As explained already in previous posts, organsied crime in Malta is a very small industry, yet highly profitable industry with its members mostly knowing each other. The criminal and illegal industry of smuggling, drugs, and also contract killings is a very high risk because you can be put in jail, so its participants change often and rotate from one activity to another frequently. Although there are those who are lucky enough to spend a lifetime in crime, build riches and get away with it, these are usually the minority. Most of them end up dead, in jail, or broke after bad economic decisions or losing money to another criminal, etc…

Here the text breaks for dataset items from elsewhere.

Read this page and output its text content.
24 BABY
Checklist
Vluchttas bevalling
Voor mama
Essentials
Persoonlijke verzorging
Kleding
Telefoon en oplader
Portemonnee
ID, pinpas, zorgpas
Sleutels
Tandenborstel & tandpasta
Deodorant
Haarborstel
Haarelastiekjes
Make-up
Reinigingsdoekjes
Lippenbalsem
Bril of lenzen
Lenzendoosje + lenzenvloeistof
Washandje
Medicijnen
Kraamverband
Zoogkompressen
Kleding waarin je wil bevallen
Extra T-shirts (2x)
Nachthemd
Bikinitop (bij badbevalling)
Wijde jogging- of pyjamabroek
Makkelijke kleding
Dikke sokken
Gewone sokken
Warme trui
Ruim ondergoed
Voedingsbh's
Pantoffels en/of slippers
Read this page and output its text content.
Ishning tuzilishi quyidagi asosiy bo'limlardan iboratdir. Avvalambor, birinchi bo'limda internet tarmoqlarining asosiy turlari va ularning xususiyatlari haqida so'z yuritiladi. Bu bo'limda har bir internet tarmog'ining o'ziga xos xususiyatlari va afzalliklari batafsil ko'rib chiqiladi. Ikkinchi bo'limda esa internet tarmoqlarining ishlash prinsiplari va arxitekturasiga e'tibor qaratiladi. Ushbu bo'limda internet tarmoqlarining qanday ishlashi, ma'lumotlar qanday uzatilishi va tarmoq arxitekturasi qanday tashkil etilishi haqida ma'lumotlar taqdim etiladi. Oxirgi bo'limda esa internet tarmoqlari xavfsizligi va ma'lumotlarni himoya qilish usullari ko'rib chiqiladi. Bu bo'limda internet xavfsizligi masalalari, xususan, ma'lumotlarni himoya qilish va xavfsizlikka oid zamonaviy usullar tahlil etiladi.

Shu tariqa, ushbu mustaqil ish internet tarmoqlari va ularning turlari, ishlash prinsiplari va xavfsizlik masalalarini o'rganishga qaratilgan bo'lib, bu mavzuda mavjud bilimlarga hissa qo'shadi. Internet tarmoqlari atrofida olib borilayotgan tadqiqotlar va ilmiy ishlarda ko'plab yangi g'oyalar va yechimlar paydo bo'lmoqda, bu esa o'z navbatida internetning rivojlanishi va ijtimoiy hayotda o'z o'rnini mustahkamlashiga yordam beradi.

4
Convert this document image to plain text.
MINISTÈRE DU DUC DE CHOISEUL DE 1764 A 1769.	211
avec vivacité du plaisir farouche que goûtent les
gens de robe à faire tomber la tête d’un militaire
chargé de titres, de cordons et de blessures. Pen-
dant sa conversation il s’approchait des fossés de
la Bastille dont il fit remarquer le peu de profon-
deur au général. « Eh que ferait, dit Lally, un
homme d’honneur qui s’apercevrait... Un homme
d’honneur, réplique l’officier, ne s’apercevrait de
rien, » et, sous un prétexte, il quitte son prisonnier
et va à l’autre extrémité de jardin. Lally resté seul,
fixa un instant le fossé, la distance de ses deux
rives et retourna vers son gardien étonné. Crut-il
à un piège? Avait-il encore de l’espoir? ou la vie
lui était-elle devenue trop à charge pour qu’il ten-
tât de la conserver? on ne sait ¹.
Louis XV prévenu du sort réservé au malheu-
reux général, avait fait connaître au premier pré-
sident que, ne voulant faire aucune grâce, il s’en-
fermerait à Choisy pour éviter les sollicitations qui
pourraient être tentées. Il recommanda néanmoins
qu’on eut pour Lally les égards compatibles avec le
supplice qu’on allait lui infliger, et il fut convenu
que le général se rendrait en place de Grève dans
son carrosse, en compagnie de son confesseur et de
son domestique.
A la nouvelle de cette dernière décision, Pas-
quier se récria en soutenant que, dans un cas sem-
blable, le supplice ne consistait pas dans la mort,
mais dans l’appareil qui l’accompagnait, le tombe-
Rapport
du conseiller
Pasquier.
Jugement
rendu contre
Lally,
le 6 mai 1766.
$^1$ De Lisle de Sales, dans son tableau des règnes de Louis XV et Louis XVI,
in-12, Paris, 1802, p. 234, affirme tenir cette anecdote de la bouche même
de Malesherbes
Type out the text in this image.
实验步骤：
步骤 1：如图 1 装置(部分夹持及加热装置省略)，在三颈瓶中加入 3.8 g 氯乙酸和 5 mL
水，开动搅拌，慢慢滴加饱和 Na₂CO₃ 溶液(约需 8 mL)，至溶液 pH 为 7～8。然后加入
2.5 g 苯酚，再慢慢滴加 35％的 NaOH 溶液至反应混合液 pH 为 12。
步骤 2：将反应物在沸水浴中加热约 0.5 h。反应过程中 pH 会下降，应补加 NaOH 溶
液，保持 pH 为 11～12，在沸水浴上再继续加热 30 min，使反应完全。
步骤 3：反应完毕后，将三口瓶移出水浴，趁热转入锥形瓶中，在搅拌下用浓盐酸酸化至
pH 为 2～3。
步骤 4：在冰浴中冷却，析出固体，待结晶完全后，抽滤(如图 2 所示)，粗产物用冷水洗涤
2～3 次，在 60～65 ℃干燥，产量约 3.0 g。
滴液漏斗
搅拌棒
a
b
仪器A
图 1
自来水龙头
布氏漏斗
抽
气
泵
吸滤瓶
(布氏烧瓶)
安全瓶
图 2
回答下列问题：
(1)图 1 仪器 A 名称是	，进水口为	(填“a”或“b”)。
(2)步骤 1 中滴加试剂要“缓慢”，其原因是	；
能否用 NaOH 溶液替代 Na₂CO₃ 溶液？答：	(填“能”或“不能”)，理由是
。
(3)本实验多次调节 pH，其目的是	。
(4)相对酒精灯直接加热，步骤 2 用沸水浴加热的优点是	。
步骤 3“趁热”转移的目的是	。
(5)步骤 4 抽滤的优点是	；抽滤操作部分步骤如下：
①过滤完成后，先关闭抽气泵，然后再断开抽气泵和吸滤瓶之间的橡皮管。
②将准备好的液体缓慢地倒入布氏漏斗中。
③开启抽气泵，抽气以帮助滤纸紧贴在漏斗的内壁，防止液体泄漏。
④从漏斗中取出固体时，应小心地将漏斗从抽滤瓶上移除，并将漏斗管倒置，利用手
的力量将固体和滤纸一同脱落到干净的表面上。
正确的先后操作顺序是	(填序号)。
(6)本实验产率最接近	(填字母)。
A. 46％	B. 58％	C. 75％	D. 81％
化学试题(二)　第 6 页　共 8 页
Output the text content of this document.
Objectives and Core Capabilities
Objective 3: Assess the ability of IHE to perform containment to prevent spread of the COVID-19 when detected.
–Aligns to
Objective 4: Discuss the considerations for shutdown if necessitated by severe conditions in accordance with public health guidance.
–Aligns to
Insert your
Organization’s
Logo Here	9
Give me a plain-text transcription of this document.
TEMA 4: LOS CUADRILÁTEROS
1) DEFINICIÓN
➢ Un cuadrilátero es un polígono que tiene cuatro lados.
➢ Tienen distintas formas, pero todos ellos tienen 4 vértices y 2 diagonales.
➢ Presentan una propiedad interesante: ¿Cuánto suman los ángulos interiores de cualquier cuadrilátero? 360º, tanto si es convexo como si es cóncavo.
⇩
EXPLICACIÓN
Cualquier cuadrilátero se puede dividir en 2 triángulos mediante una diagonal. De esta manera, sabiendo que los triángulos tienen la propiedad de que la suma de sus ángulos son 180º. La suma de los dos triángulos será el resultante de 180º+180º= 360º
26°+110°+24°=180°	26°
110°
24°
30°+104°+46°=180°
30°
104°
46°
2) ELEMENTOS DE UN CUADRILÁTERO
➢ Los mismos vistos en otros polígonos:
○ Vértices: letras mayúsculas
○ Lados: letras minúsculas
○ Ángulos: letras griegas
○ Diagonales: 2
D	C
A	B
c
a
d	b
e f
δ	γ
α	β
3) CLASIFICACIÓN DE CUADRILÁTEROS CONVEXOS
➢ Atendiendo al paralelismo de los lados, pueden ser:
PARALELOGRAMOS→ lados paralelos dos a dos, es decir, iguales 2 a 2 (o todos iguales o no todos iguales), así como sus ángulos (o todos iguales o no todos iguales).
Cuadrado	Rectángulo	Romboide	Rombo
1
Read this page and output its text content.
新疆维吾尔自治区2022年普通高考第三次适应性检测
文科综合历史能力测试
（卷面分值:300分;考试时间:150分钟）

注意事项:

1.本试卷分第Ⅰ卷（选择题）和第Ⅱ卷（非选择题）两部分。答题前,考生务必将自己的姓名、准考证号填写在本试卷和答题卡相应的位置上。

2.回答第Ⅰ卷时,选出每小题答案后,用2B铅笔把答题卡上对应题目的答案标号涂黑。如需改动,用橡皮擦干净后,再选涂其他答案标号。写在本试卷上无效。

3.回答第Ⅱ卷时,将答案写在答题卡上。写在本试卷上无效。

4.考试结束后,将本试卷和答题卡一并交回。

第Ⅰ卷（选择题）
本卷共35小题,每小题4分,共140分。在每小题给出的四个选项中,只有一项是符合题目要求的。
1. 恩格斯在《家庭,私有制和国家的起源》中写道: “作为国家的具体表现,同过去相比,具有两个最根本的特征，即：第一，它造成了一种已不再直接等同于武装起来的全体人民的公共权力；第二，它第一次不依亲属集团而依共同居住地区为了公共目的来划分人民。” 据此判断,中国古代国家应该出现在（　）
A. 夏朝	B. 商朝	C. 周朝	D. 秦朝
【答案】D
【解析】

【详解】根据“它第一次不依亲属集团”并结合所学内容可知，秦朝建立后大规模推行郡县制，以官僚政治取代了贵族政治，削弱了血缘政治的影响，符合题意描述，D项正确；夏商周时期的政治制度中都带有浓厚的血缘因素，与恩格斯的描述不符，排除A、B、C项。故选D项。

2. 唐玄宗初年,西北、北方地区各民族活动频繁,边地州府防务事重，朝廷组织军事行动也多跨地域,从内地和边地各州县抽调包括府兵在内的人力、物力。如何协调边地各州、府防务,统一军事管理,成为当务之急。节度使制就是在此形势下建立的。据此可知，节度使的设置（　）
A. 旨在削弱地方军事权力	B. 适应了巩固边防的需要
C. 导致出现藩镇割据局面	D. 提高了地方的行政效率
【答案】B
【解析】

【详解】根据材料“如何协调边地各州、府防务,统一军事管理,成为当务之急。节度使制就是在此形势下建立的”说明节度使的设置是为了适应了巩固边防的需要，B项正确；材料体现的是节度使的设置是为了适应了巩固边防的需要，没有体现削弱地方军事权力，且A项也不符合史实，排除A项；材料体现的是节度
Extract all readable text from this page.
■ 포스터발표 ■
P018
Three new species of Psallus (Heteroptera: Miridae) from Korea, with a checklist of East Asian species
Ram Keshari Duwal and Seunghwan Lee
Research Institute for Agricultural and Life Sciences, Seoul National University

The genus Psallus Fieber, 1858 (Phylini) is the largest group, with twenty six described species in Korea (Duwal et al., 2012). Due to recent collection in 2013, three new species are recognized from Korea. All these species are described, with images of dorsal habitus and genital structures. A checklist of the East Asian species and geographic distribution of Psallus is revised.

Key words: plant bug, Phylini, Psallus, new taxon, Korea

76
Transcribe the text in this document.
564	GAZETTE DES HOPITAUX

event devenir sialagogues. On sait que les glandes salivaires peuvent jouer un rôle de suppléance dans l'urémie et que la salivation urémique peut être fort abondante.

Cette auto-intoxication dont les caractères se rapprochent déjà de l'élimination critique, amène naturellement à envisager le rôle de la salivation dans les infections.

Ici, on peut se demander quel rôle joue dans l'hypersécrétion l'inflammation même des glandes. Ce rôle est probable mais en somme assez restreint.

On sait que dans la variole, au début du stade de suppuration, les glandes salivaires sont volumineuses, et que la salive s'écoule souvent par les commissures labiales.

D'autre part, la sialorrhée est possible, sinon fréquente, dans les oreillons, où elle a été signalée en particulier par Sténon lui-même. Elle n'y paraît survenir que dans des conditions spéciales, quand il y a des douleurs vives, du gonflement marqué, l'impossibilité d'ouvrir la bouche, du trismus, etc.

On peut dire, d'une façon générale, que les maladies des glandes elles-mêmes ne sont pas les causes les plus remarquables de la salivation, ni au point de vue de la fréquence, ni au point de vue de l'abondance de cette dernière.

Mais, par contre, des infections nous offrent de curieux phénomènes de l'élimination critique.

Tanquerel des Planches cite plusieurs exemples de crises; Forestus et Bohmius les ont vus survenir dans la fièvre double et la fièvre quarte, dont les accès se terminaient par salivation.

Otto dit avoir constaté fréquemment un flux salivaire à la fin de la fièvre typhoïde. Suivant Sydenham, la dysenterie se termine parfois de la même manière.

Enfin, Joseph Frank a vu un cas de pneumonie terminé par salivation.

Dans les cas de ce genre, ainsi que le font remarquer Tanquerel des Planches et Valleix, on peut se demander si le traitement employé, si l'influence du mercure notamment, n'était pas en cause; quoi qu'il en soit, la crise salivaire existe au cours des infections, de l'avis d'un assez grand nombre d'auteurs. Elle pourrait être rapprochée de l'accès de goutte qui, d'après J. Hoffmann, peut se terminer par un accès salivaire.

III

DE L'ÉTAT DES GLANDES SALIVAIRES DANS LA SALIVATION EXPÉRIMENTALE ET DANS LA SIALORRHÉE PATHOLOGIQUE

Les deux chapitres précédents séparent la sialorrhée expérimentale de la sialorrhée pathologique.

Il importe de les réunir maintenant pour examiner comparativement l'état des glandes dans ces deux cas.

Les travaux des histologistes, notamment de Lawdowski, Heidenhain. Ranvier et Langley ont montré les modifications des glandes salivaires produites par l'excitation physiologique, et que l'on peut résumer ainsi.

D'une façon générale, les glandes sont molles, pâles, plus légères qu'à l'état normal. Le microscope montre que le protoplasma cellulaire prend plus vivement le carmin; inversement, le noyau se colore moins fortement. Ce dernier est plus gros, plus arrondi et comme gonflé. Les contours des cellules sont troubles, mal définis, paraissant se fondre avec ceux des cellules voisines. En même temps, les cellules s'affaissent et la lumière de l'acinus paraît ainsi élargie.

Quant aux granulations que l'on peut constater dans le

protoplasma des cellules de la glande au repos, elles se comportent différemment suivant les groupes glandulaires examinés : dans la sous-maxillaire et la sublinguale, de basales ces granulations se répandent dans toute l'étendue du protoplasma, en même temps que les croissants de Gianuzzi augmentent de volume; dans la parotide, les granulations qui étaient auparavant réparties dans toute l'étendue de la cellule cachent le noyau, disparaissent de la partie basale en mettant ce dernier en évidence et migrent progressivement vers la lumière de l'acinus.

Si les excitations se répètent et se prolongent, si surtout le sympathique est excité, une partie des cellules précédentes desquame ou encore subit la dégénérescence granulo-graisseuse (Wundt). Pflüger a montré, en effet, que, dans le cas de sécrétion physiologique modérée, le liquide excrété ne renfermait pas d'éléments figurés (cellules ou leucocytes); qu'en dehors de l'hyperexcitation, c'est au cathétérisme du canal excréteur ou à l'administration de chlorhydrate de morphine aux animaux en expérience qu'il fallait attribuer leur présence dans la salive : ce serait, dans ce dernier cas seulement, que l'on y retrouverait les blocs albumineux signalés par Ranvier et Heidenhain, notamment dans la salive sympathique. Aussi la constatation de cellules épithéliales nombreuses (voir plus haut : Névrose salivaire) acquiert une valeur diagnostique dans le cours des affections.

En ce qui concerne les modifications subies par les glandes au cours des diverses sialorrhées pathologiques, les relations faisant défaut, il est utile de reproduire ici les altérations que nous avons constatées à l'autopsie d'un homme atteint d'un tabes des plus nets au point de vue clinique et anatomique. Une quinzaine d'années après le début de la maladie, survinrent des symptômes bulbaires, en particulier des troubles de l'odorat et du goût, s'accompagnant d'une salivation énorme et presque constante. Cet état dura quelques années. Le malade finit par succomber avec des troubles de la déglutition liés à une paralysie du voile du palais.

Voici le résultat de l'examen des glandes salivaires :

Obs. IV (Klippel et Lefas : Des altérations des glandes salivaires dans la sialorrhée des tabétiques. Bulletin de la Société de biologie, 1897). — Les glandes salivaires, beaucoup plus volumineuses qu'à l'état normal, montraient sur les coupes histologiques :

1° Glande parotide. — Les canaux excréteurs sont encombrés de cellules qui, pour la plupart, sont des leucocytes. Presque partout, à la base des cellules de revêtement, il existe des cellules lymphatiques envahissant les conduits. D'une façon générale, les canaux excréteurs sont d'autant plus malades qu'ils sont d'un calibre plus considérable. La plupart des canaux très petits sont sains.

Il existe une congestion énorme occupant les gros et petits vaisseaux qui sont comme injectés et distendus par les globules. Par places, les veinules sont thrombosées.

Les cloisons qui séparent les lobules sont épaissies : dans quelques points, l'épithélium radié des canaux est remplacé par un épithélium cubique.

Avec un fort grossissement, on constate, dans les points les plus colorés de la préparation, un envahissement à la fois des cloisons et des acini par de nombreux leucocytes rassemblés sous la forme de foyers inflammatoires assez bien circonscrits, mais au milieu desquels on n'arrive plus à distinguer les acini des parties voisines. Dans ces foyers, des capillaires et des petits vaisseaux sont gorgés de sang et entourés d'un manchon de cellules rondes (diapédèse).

Throughout history, Malta has been a smuggler’s paradise because, at times, several historical factors made smuggling easy and favourable as an economic activity even as of very recently. For example, during the last Libyan civil war, the smuggling of Libyan contraband oil boomed attracting ships from locations all over the Mediterranean. Malta, however, had one of the biggest shares if not the biggest share of all Libyan oil smuggled.
One of Malta’s most remarkable histories of smuggling was during the early 19th century during Napoleon’s war against Britain when Europe was under the Continental Blockade and no British imports were allowed. At that time, Malta boomed as a smuggling post and there was so much trade in this sector that as a result the first local banks were created.
In between Africa and Southern Europe Malta, roughly in the centre of the Mediterranean between East and West, Malta has always been in the middle of many sea routes, and part of its entrepot trade has also been smuggling. Even today, Malta is used as a stop-over for many ships smuggling drugs, weapons, cigarettes, and fake goods. It is incredibly difficult, and as of today, nearly impossible to completely abolish smuggling.
Smuggling takes place by mules who travel through airports with drugs or other products and via shipping, either by direct import and export or through a container. Freeports take in thousands of containers every day and it is impossible to check every single one of them. Custom officials usually scan a sample while the police would try to preempt the arrival of illegal cargo and honing in on particular cases they find suspicious. Someone who runs a large smuggling operation would send products in various containers and having one container caught would not impede the overall financial health of the illegal operation. This is why smuggling as a business is very difficult to abolish. Given the profits in the business are very high, despite the high risks, there will always be those who are desperate or totally stupid enough to attempt such daring feats.
We have been recently graced with the news of various successful criminals who made money by importing drugs in Malta such as Christian Borg and Mohammed Lilu, but there are many others, and what I am mostly interested in is those who have political links. In many cases, where smuggling becomes a big business, it becomes so with some help from official bodies that may close an eye on illegal activity or even be a participant in it. For example, Maltese oil smugglers bribed people in customs and Transport Malta in order to certify fake documents of the provenance of their oil.
Jobs at the freeport and the airport and the customs department attract many criminals because they provide direct access to the infrastructure where smuggling takes place. On a higher level, bureaucrats and even politicians may want access to such infrastructure for their own smuggling operations. In Malta, we had a particular case and this was Mario Azzopardi, Chief of staff and previous Economy Minister, Chris Cardona, who was also responsible for the Freeport. Mario Azzopardi ensured to have his own men operating at the Freeport to run a multi-million Euro smuggling operation business of fake goods, drugs, and cigarettes from the Netherlands, Bulgaria, and even Russia. His operation is still ongoing today and Mario Azzopardi has laundered millions of US Dollars in foreign bank accounts with his operations.
Quite ingenious I would say to become the Chief of Staff of the Economy Minister to have access to the Freeport and run a smuggling operation. Daphne had also reported that Mario Azzopardi was the cousin of Police Commissioner Lawrence Cutajar.